In a filing Tuesday, the Roman Catholic Archdiocese of New York joined a coalition of Anglican and Catholic nuns, churches and faith-based social ministries in petitioning justices to take up a case challenging a New York State Department of Financial Services’ policy that they argue violates their religious beliefs and constitutional rights. The 2017 rule prohibits insurers from excluding coverage for medically necessary abortions.
“New York’s abortion mandate is so extreme that not even Jesus, Mother Teresa, or Mahatma Gandhi would qualify for an exemption,” said Eric Baxter, vice president and senior counsel at Becket Fund for Religious Liberty, a nonprofit legal group that has signed onto the legal challenge. “The Justices should exempt religious organizations once and for all so they can focus on caring for the most vulnerable.”
The nuns initially filed a lawsuit in 2017 challenging the law, claiming that New York initially promised to exempt employers with religious exemptions from the abortion mandate but narrowed the exemption to cover only religious groups that both primarily teach religion.
That meant that many faith-based organizations, like the Sisterhood of Saint Mary, would still be forced to cover abortion care regardless of their religious views.
New York courts rejected the legal challenge, but the religious groups asked the Supreme Court to take their case. In 2021, the Supreme Court reversed unfavorable rulings from New York courts and told them to reconsider the case in response to a landmark victory in Fulton v.
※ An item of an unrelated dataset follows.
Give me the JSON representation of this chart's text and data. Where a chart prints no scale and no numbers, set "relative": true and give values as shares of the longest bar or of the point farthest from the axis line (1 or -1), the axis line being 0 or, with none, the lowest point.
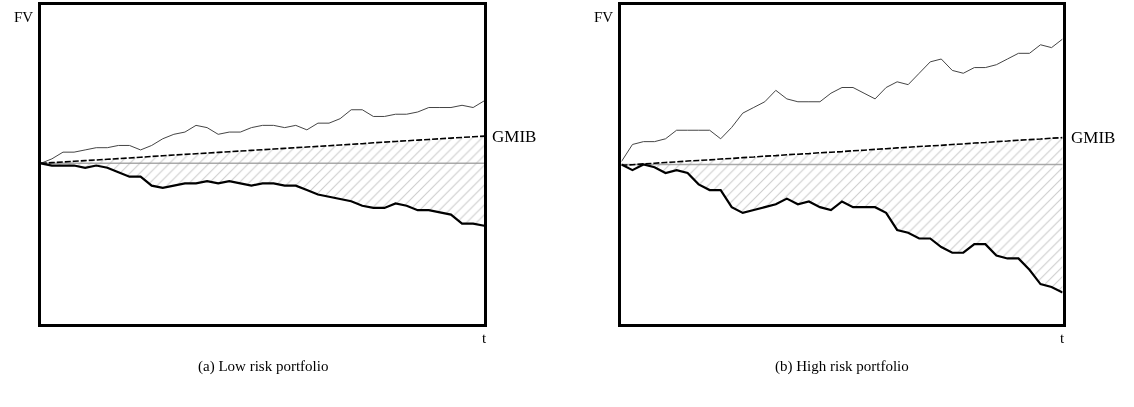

City of Philadelphia, which held the city discriminated against a Catholic group for refusing to work with the organization over its opposition to same-sex couples.
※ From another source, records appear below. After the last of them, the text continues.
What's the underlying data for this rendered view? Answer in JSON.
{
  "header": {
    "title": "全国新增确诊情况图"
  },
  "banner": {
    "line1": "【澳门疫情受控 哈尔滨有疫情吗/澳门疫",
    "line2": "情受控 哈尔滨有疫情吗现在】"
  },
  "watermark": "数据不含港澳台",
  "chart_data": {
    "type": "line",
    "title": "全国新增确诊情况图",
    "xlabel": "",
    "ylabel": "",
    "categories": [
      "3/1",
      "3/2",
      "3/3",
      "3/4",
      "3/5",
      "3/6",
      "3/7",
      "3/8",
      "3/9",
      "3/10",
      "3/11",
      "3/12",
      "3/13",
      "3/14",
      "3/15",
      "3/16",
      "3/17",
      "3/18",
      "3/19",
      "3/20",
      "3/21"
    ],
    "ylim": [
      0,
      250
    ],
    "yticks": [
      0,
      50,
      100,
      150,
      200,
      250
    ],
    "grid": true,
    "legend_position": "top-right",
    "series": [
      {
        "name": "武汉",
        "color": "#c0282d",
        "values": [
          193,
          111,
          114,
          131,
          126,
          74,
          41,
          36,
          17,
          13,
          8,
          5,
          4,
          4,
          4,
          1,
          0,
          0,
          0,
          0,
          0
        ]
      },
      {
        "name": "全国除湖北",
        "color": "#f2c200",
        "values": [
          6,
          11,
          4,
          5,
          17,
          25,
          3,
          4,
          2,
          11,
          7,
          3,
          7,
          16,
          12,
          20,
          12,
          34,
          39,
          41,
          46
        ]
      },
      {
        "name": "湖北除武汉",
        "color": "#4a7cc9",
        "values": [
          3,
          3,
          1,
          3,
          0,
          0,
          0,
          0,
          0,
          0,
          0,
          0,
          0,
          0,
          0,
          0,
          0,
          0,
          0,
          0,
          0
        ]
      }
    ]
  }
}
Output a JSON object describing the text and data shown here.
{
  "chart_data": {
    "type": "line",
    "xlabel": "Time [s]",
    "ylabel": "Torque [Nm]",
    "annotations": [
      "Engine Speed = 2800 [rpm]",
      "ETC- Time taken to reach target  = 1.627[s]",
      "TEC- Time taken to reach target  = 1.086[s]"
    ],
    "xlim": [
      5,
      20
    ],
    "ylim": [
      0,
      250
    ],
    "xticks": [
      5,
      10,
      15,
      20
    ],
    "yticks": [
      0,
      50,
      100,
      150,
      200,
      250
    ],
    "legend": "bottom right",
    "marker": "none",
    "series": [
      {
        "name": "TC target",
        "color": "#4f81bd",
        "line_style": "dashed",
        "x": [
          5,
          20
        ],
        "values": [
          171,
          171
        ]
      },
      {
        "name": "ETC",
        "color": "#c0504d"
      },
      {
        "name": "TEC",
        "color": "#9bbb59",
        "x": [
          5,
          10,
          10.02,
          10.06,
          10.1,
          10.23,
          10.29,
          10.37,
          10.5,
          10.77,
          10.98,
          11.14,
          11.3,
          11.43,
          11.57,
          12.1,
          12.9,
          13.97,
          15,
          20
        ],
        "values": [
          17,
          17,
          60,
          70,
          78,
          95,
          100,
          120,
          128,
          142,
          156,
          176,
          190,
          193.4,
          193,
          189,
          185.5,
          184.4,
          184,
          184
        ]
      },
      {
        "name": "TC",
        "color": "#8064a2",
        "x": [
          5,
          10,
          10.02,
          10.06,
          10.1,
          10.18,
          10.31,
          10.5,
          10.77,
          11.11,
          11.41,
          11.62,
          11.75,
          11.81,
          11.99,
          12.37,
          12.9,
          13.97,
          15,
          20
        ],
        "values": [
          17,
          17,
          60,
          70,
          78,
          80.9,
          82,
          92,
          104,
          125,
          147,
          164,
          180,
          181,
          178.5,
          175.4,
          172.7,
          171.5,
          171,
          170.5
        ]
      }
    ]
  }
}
In May, the New York Court of Appeals found that the rule did not violate religious employers’ freedom because both the rule and its religious exemption were neutral and generally applicable to all employers.
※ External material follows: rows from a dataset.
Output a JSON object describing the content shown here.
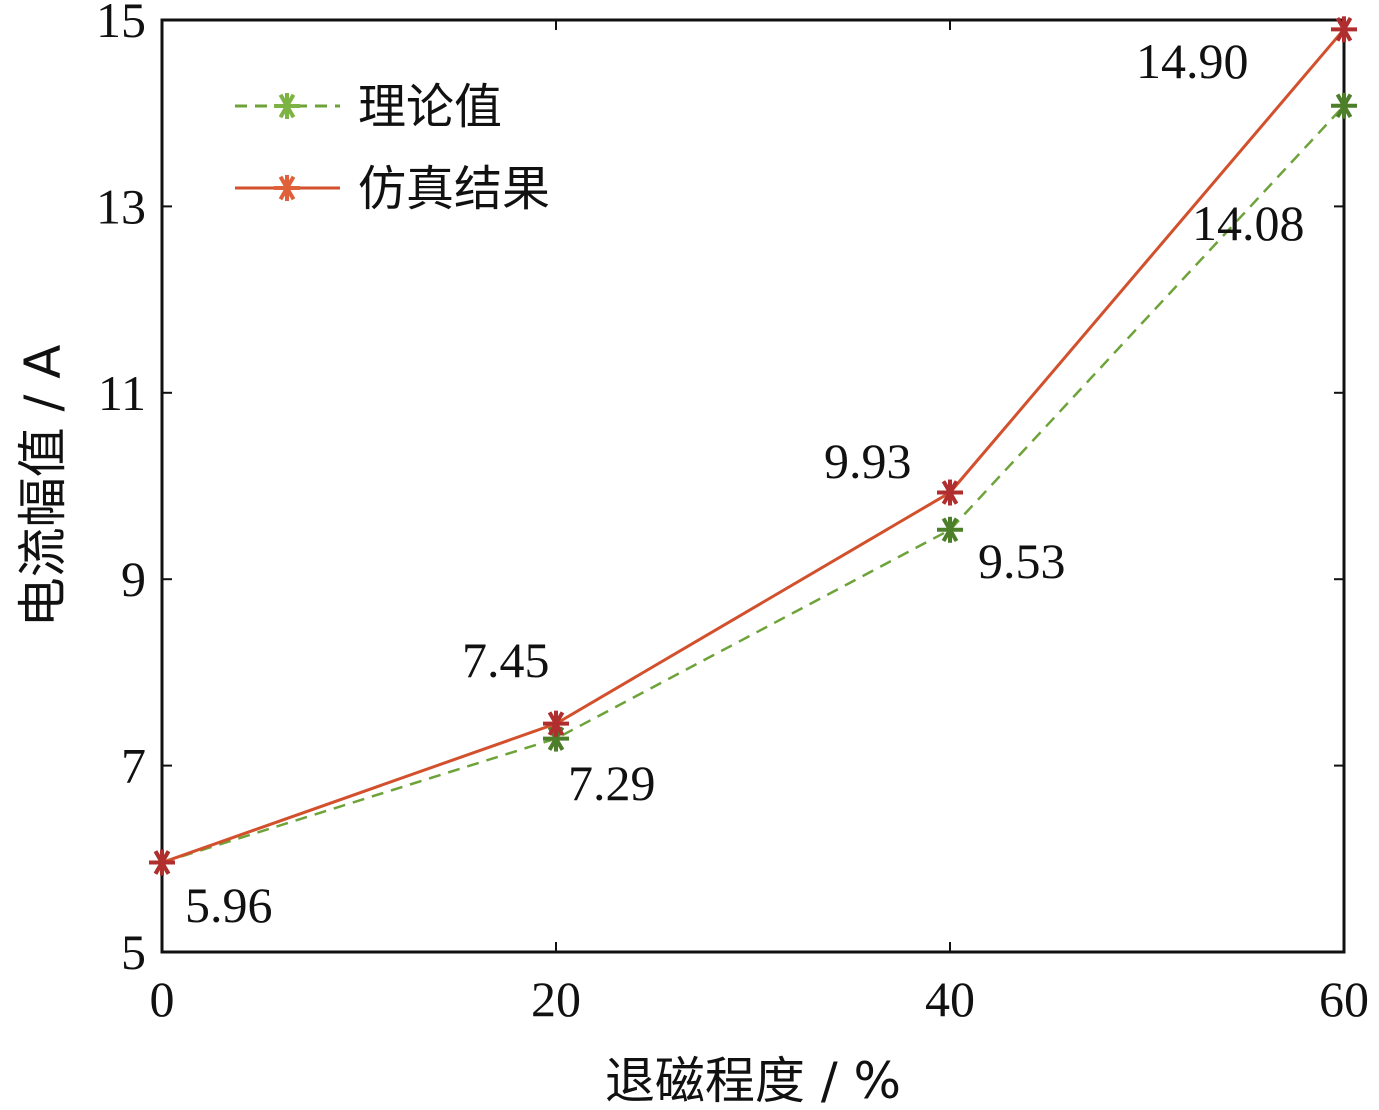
{
  "chart_data": {
    "type": "line",
    "xlabel": "退磁程度 / %",
    "ylabel": "电流幅值 / A",
    "xlim": [
      0,
      60
    ],
    "ylim": [
      5,
      15
    ],
    "xticks": [
      0,
      20,
      40,
      60
    ],
    "yticks": [
      5,
      7,
      9,
      11,
      13,
      15
    ],
    "grid": false,
    "legend_position": "top-left",
    "x": [
      0,
      20,
      40,
      60
    ],
    "series": [
      {
        "name": "理论值",
        "values": [
          5.96,
          7.29,
          9.53,
          14.08
        ],
        "labels": [
          "",
          "7.29",
          "9.53",
          "14.08"
        ],
        "color": "#6ea33a",
        "marker_color": "#4d7f2a",
        "line_style": "dashed"
      },
      {
        "name": "仿真结果",
        "values": [
          5.96,
          7.45,
          9.93,
          14.9
        ],
        "labels": [
          "5.96",
          "7.45",
          "9.93",
          "14.90"
        ],
        "color": "#d2502c",
        "marker_color": "#b02e2e",
        "line_style": "solid"
      }
    ]
  }
}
Lawyers for the plaintiffs say the New York courts are ignoring the high court’s directive stemming from the Fulton decision and are now asking the justices to overturn the regulations.
“Religious groups in New York should not be required to provide insurance coverage that violates their deeply held religious beliefs,” attorney Noel J. Francisco said in a statement. “We are asking the Court to protect religious freedom and make clear that the mandate cannot be applied to this diverse group of religious organizations.”
A spokesperson for the state Financial Services Department, named the primary defendant in the legal challenge, didn’t immediately respond to a request for comment.
In the petition to the high court, the plaintiffs told justices the case is an opportunity to “protect religious liberty” but also “resolve a persistent split about when laws burdening religious exercise trigger strict scrutiny.” They argue that allowing certain religious conduct “for preferred subsets of religious groups” but forbidding others “is a particularly pernicious form of discrimination under the First Amendment.”
“No one would reasonably say a law is generally applicable if it exempts a religious nursing home that serves only Lutherans, but not one that serves indigent elderly of all faiths,” they wrote. “But that is precisely the position adopted by the New York courts.”
If justices agree to take up the legal fight, it would be heard in the court’s new term, which begins next month.